The data definition was extended with comments, you you can use the following as is:

# normal 64 byte lines with 3 digit value split across lines
00100200300400500600700800901001101201301401501601701801902002105
22023024025026027028029030031032033034035036037038039040041042046
# short lines, partial values - remove checksum digit to combine short lines
30449
0451
0460479
0480490500510520530540550560570580590600610620630641
# long line with embedded checksums every 64 bytes
001002003004005006007008009010011012013014015016017018019020021052202302402502602702802903003103203303403503603703803904004104204630440450460470480490500510520530540550560570580590600610620630640
# dangling digit at end of file (with OK checksum)
37

Why are you concerned with copying? Is it the time overhead or the space overhead?

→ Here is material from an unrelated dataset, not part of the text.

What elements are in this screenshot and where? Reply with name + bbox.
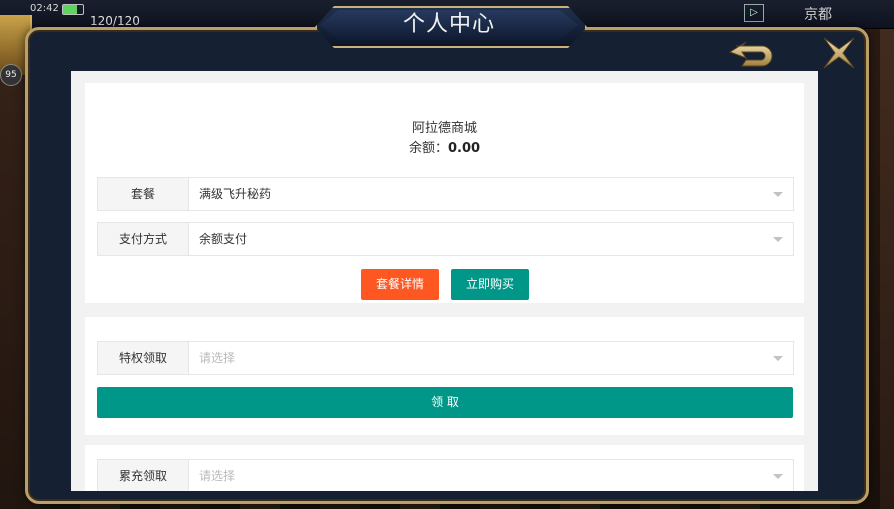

It sounds like you are reading all of the unparsed data into a big buffer, and now you want to write code that makes the big buffer of unparsed data look like a slightly smaller buffer of parsed data (the data minus the checksums and linefeeds), to avoid the space overhead involved in copying it into the slightly smaller buffer.

Adding a complicated layer of abstraction isn't going to help with the time overhead unless you only need a small portion of the data. And if that's the case, maybe you could just figure out which small portion you need, and copy that. (Then again, most of the abstraction layer may be already written for you, e.g. the Boost iterator library.)

An easier way to reduce the space overhead is to read the data in smaller chunks (or a line at a time), and parse it as you go. Then you only need to store the parsed version in a big buffer. (This assumes you're reading it from a file / socket / port, rather than being passed a large buffer that is not under your control.)

Another way to reduce the space overhead is to overwrite the data in place as you parse it. You will incur the cost of copying it, but you will only need one buffer. (This assumes that the 64-byte data doesn't grow when you parse it, i.e. it is not compressed.)